Israel and the UAE: How war forged an unbreakable alliance

June 2, 2026

3 min read

Israeli President Isaac Herzog with UAE's President Mohamed bin Zayed Al Nahyan, 7 November 2022. By By Haim Zach / Government Press Office of Israel via Wikipedia

When Iran unleashed its fury on the United Arab Emirates on February 28, firing over 550 ballistic and cruise missiles and more than 2,200 drones at Emirati cities, airports, and energy facilities, something unprecedented happened. Israel, a Jewish state, sent its soldiers and its most advanced defense technology to protect an Arab nation. That moment, more than any diplomatic ceremony or signed accord, revealed the true depth of what the Abraham Accords had quietly been building for five years.

The prophet Yeshayahu (Isaiah) foresaw a day when old enmities would dissolve in the face of a shared purpose: “In that day, Israel will be the third, along with Egypt and Assyria, a blessing in the midst of the earth.” (Yeshayahu 19:24) The Sages understood this verse not as idle poetry but as a geopolitical prophecy: Israel’s true role among the nations is not isolation, but serving as a stabilizing force at the center of a transformed Middle East. The events of 2026 are beginning to look like that vision made flesh.

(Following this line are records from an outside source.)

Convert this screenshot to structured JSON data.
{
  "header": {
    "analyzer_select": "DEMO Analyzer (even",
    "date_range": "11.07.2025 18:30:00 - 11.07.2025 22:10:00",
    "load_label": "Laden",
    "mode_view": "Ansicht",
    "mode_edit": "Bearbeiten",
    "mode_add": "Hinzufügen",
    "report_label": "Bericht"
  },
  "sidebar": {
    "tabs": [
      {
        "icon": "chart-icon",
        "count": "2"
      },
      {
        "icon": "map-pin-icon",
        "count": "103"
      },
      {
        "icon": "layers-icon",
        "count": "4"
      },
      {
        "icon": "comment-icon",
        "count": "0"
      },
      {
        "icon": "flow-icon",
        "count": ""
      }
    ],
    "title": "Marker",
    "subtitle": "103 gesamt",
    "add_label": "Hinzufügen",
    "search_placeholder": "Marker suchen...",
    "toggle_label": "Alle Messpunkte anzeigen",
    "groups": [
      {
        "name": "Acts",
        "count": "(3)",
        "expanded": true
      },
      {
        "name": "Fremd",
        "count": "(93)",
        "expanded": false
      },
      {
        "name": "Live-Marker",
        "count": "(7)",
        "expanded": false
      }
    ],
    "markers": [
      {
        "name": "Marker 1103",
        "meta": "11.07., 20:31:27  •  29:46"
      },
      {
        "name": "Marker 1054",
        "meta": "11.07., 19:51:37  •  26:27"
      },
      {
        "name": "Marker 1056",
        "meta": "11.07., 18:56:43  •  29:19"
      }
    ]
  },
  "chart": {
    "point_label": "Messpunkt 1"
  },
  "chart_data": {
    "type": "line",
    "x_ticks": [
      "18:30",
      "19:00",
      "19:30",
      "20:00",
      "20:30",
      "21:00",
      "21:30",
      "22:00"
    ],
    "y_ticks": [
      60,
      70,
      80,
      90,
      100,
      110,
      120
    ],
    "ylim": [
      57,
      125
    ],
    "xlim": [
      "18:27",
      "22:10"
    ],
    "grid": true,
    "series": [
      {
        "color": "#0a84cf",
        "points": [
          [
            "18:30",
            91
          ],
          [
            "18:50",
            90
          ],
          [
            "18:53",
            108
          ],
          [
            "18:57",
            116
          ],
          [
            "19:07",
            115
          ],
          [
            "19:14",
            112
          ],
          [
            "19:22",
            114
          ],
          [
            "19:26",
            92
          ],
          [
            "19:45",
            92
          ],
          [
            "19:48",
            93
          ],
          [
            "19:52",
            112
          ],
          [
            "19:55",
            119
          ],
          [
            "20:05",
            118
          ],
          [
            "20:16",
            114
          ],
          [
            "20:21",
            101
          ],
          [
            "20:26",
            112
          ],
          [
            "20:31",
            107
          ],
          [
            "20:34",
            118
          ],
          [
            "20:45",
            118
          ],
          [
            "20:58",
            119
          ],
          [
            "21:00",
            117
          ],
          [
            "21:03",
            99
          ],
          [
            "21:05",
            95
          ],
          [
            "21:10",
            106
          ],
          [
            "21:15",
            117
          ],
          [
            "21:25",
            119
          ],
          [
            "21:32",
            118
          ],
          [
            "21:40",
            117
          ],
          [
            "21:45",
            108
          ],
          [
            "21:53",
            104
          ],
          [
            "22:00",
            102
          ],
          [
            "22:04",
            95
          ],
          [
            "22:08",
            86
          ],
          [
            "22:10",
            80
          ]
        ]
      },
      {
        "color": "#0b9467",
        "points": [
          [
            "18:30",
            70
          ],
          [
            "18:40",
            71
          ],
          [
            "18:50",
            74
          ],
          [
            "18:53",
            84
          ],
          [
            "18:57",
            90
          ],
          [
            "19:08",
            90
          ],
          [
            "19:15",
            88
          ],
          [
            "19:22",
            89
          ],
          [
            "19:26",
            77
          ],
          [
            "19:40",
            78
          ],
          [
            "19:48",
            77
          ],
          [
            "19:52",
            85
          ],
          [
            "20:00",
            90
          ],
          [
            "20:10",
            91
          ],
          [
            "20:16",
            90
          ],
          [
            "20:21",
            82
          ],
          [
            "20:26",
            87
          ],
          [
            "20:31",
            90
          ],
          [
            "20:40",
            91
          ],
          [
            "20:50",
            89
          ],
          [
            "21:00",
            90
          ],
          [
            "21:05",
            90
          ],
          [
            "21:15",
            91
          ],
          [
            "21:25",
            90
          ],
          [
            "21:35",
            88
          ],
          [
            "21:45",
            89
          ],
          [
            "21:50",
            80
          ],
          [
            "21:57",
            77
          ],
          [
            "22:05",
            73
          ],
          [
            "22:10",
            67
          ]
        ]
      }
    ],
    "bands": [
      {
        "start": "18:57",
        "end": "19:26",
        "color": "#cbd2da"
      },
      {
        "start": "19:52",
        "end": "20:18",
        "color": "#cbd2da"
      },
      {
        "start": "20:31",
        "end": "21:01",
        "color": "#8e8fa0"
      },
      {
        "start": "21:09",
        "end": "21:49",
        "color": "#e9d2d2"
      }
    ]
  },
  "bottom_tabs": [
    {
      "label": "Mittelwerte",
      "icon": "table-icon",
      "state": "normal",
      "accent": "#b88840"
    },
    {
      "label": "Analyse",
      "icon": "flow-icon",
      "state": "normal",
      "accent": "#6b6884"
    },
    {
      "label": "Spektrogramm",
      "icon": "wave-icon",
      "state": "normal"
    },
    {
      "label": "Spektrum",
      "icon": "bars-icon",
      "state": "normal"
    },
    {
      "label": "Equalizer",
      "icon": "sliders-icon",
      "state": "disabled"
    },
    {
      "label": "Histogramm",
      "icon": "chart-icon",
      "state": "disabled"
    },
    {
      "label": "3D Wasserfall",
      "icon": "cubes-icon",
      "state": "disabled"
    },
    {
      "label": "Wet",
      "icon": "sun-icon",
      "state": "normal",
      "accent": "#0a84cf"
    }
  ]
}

Following a direct phone call between Prime Minister Benjamin Netanyahu and UAE President Mohamed bin Zayed Al Nahyan, Netanyahu ordered the IDF to deploy an Iron Dome battery — interceptors, operators, and all — to Emirati soil. It was the first time Israel had ever sent the system abroad, and the first time the Iron Dome had ever been fired in a foreign country. Israeli crews went on to intercept dozens of Iranian missiles and drones aimed at UAE targets, while the Israeli Air Force simultaneously struck short-range missile launch sites in southern Iran to neutralize threats before they could be launched at the Gulf states.

Israel also dispatched a version of the Iron Beam, its high-power laser interception system, which had only received its first operational IDF delivery in December 2025, along with an advanced surveillance system known as Spectro, capable of detecting Iranian drones from up to 20 kilometers away. These were not symbolic gestures. They were battlefield deployments.

According to reporting by The Wall Street Journal, Abu Dhabi conducted dozens of airstrikes against Iranian targets, including the Lavan Island oil refinery, the Asaluyeh petrochemical complex, the port city of Bandar Abbas, and sites on Qeshm and Abu Musa Islands in the Strait of Hormuz, with intelligence assistance from both the United States and Israel. The operations continued even after the April 8 ceasefire was announced, and their scale far exceeded what had been previously disclosed. IDF Chief of Staff Lt. Gen. Eyal Zamir made a secret wartime visit to Abu Dhabi to oversee joint defense operations alongside American delegates.

Iran’s response to Emirati participation was to make the UAE the most heavily targeted country in the entire conflict, even more than Israel itself. Tehran’s goal was transparent: raise the cost of involvement high enough to break the coalition. It failed. “The war brought an unprecedented level of closeness, driven largely by a shared sense of fate. Both countries were attacked, and the enemy is common,” one Israeli official told CNN. “This will definitely be reflected in the expansion of relations from here on.”

Anti-missile batteries fire interception missiles toward incoming ballistic missiles launched from Iran, as seen over Jerusalem, during the war with Iran and ongoing missile fire toward Israel, March 28, 2026. Photo by Yonatan Sindel/Flash90

A senior Emirati official put it with equal directness: “We are not going to forget it.” Another said: “It was a real eye-opening moment. To see who our real friends are.”

U.S. Ambassador Mike Huckabee, offering the first official American confirmation of the Iron Dome deployment, credited the Abraham Accords directly: “Look at the benefits. Israel just sent them Iron Dome batteries and personnel to help operate them. How come? Because there’s an extraordinary relationship between the UAE and Israel.”

The Abraham Accords, signed in September 2020, were criticized at the time by those who dismissed them as shallow normalization deals with no real peace, no real friendship, and no real cost. The war with Iran has answered that criticism definitively. What was signed on paper in Washington has been written in missile intercepts over Dubai and in Israeli soldiers standing guard on Emirati soil. The Sages taught v’ahavta l’reiacha kamocha, Love your neighbor as yourself, is the foundational principle of human relations. In 2026, Israel and the UAE put that principle into practice on a battlefield, and the Middle East will not look the same again.